Les sols vivants, un bien public mondial

La santé de nos sols est un enjeu majeur pour les décennies à venir et pour le futur de l’agriculture. À l’occasion de l’édition 2019 du Forum Planet A dont la Fondation Jean-Jaurès est partenaire, son président Henri Nallet et son directeur général Gilles Finchelstein signent cet appel, aux côtés de scientifiques, observateurs et travailleurs du sol, pour que la protection des sols devienne une priorité des autorités européennes et internationales.

« Préserver et restaurer les écosystèmes terrestres y compris  les sols et les forêts, en veillant à les gérer de façon durable, lutter contre la désertification, éviter et inverser le processus de dégradation des sols et de la biodiversité » : c’est un des 17 objectifs de développement durable, adoptés par l’Assemblée générale des Nations unies en 2015.

Pour nous, scientifiques, observateurs et travailleurs des sols, c’est une injonction vitale. Le sol, cette mince couche de matière, lien entre la surface de la croûte rocheuse de notre planète et l’air qui l’entoure, est l’essence même de toute vie terrestre. Il retient l’eau, recycle les éléments et les déchets organiques, nourrit la flore et la faune, produit notre alimentation, contribue activement à séquestrer le carbone, offre une résilience aux stress climatiques et abrite des organismes, qui représentent un quart de la biodiversité de notre planète.

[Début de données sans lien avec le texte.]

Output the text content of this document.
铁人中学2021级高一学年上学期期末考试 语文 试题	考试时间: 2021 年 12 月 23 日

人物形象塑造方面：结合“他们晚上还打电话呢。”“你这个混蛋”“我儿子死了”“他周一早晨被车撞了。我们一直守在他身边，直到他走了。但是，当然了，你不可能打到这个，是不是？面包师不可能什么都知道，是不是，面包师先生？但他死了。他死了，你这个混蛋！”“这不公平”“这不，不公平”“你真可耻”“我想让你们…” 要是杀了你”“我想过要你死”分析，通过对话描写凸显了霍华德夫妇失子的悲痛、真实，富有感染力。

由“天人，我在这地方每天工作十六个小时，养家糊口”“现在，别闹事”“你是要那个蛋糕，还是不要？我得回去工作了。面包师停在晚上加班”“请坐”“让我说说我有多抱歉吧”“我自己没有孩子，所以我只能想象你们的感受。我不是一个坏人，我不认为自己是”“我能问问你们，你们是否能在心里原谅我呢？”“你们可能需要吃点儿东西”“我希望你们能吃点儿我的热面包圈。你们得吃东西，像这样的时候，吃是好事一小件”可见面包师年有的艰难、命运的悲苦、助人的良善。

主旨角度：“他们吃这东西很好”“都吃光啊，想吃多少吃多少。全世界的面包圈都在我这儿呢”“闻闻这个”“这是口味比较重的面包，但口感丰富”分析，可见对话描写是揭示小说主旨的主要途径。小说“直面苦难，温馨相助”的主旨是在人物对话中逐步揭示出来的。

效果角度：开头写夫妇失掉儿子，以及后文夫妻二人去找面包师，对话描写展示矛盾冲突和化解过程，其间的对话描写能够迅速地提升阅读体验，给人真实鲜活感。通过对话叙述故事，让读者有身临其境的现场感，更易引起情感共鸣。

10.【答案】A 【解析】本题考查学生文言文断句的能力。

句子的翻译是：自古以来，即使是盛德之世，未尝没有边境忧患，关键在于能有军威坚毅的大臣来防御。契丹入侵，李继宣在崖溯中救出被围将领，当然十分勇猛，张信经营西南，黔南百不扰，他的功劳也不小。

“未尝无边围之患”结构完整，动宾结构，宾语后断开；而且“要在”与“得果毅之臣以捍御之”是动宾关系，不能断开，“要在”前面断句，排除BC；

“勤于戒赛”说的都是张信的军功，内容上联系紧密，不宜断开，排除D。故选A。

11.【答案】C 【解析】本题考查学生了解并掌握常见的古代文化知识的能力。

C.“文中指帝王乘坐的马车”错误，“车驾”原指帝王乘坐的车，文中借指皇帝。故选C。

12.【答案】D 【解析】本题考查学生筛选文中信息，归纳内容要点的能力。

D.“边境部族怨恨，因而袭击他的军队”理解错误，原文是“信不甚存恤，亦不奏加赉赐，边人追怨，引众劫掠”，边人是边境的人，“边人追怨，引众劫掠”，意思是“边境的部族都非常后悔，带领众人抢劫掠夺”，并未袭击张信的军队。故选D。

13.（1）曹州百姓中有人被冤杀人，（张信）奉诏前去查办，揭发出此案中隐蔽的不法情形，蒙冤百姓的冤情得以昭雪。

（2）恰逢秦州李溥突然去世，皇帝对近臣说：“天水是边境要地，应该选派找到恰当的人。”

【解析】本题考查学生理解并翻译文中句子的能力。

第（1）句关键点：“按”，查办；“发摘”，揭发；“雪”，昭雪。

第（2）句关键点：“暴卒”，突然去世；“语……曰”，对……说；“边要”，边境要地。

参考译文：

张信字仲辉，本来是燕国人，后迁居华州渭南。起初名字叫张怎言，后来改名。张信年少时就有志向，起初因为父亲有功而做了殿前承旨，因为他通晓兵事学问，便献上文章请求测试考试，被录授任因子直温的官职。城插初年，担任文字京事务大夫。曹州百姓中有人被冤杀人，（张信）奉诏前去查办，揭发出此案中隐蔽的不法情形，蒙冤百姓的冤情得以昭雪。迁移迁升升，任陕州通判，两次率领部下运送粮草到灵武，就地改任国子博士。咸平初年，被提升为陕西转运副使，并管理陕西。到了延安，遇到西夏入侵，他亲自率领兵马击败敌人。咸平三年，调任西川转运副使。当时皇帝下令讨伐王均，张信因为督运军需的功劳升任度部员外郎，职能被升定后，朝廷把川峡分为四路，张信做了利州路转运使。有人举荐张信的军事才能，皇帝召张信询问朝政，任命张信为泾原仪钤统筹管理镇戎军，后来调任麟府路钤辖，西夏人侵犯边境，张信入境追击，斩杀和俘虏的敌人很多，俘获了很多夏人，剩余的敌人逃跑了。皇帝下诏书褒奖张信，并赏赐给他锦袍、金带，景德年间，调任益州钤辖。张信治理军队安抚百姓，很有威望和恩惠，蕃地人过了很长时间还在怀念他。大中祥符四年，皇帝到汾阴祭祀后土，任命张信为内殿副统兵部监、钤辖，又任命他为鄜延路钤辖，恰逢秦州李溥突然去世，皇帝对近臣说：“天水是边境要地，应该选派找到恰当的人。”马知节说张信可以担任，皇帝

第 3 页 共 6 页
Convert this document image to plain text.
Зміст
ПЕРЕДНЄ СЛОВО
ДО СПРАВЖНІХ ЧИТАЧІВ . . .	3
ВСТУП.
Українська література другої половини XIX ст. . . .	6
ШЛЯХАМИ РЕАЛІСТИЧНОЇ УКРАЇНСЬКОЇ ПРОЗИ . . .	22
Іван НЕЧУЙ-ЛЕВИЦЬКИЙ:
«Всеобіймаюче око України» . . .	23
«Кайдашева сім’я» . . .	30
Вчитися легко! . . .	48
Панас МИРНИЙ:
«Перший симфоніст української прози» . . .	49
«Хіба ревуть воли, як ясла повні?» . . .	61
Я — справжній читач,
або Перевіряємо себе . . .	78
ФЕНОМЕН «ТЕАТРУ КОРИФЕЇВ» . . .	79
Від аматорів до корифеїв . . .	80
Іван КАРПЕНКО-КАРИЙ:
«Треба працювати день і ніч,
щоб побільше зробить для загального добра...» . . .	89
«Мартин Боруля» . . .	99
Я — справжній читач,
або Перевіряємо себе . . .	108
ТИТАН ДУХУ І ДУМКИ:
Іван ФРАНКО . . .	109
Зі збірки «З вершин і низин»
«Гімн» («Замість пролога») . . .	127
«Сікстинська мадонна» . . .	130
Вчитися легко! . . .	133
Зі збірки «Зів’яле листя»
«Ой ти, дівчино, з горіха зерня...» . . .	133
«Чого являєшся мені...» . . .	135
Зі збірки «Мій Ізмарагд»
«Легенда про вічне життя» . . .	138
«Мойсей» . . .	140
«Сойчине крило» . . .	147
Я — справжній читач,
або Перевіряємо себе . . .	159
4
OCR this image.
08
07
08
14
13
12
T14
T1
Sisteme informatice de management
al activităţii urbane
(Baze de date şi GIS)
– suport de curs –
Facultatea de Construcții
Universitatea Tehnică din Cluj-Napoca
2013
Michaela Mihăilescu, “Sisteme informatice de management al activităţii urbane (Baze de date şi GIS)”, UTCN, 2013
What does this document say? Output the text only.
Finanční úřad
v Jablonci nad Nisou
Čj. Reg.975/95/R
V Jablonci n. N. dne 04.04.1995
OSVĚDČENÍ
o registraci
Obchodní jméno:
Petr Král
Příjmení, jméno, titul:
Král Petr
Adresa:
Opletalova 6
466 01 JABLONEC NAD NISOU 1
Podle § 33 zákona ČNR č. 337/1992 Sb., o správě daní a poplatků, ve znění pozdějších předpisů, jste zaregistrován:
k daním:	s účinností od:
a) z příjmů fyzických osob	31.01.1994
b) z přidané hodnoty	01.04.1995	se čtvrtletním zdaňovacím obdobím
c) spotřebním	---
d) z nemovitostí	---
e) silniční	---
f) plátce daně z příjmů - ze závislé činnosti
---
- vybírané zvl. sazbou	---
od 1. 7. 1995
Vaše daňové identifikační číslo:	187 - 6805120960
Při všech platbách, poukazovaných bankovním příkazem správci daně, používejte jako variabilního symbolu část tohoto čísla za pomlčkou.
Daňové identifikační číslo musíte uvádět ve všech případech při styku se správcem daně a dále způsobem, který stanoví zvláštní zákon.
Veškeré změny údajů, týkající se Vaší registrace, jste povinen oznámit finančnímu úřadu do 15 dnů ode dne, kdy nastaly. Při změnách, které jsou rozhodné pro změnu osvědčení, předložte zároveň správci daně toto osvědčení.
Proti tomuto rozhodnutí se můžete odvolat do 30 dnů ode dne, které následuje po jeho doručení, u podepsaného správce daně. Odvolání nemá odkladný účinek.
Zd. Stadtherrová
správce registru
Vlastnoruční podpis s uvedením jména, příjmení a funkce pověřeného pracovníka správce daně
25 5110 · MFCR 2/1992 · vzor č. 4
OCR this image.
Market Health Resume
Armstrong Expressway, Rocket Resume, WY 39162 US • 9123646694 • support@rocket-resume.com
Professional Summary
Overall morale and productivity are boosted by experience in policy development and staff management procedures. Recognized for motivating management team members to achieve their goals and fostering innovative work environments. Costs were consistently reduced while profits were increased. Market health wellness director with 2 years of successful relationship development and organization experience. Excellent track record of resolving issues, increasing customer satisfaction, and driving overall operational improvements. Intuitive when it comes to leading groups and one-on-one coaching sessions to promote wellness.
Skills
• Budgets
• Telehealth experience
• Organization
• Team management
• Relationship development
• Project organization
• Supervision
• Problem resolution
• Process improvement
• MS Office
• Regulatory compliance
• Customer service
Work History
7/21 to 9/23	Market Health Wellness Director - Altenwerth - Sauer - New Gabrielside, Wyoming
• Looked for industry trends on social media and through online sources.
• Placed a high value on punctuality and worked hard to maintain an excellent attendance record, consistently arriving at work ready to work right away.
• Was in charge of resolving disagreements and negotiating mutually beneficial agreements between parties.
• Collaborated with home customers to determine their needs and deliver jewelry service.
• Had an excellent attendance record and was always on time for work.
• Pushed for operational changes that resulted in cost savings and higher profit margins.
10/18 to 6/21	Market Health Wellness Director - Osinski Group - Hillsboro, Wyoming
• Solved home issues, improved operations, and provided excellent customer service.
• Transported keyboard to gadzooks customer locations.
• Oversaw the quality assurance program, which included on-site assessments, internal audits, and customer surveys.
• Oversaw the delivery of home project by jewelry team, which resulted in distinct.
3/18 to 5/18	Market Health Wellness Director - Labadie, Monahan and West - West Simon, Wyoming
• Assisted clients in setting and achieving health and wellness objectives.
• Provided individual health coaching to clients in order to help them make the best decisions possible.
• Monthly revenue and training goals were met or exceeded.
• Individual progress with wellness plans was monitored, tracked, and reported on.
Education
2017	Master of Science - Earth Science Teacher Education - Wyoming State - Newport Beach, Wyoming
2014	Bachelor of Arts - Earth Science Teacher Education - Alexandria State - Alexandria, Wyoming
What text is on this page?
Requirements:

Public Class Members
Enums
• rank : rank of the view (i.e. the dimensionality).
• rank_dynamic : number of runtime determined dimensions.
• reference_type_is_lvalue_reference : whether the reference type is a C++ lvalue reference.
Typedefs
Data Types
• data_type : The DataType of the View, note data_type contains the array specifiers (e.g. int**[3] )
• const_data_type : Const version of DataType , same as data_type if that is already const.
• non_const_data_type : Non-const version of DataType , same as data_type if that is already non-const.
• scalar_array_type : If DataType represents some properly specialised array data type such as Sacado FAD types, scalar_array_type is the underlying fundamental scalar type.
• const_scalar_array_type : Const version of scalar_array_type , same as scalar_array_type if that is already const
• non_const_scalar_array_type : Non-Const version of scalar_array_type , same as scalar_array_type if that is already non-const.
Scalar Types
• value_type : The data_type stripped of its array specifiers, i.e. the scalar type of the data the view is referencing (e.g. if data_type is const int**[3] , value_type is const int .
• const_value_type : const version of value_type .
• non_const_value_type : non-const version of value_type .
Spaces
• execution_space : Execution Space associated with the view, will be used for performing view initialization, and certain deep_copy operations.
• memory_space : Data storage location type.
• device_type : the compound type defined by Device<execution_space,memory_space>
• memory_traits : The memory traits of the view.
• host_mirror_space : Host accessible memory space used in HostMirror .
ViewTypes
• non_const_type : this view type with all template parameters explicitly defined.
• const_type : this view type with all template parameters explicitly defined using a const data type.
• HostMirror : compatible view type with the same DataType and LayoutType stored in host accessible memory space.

La santé des sols est essentielle à toutes les espèces et à tous les écosystèmes. Leur dégradation met toute la chaîne du vivant en danger : sécurité alimentaire, qualité de l’eau, qualité de l’air,  capacité à amortir les changements climatiques, coexistence pacifique entre les peuples. Mais leurs équilibres sont fragiles, leurs ressources limitées et non réplicables.

Nous n’avons plus le temps d’attendre que la nature restaure un équilibre des sols. Aujourd’hui, en dépit de la dynamique impulsée par nombre d’agriculteurs, un tiers des sols mondiaux est dégradée. Déforestations, bétonisations, intensifications agricoles, pollutions chimiques : les activités humaines accélèrent et aggravent encore les érosions et salinisations qu’elles causent et qui appauvrissent la terre jusqu’à la tuer. Inverser ce processus est essentiel.

Pour que notre planète reste vivante, il est urgent de protéger les sols par un accompagnement institutionnel et par des dispositifs incitatifs. Il est urgent de dépasser les simples règles peu dissuasives de pollueur-payeur. Il est urgent de prendre des mesures concrètes et fortes pour encourager la transition agro-écologique, seule apte à nourrir durablement la planète et à lutter contre le changement climatique.

La protection et la régénération des sols est une responsabilité morale de l’humanité vis-à-vis la planète. Leur usage durable est un devoir vis-à-vis de nos enfants et des générations à venir. 

Nous, agriculteurs, chercheurs, professeurs, entrepreneurs, décideurs politiques, représentants de la société civile, signataires de cet appel, appelons solennellement les autorités européennes et internationales à agir en faveur de la reconnaissance des sols vivants comme bien public mondial.

En particulier, l’Europe doit inscrire à son agenda, dans le cadre d’une politique en faveur de l’agriculture et de l’environnement, un projet concret et ambitieux pour protéger ses sols, ses terres et ses territoires. L’Union européenne doit porter cette ambition au moment des grandes conventions environnementales des Nations unies et dans toutes les enceintes internationales relatives aux objectifs de développement durable.

Signataires : 

  • Benoist Apparu, ancien ministre, maire de Châlons-en-Champagne et porte-parole de Planet A ;
  • Claire Chenu, enseignante chercheure à AgroParisTech ;
  • Jean-Luc Chotte, directeur de recherche à l’Institut de recherche pour le développement (IRD) ;
  • Gilles Finchelstein, directeur général de la Fondation Jean-Jaurès ;
  • Benoît Grimonprez, professeur de droit à l’Université de Poitiers, co-auteur de La terre en commun. Plaidoyer pour une justice foncière (avec Dominique Potier et Pierre Blanc, Fondation Jean-Jaurès, juin 2019)
  • Rattan Lal, professeur des sciences du sol, co-récipiendaire du prix Nobel de la paix 2007 ;
  • Stéphane Le Foll, maire du Mans, ancien ministre de l’Agriculture ;
  • Paul Luu, secrétaire executif de l’initiative « 4 pour 1 000 » ; 
  • François Mandin, agriculteur, président du réseau APAD ;
  • Mike Parish, directeur Health Soils Australia ;
  • Jean-Pierre Rennaud, président du comité scientifique de l’association Planet A ;
  • Thomas Ribémont, président d’honneur d’Action contre la faim.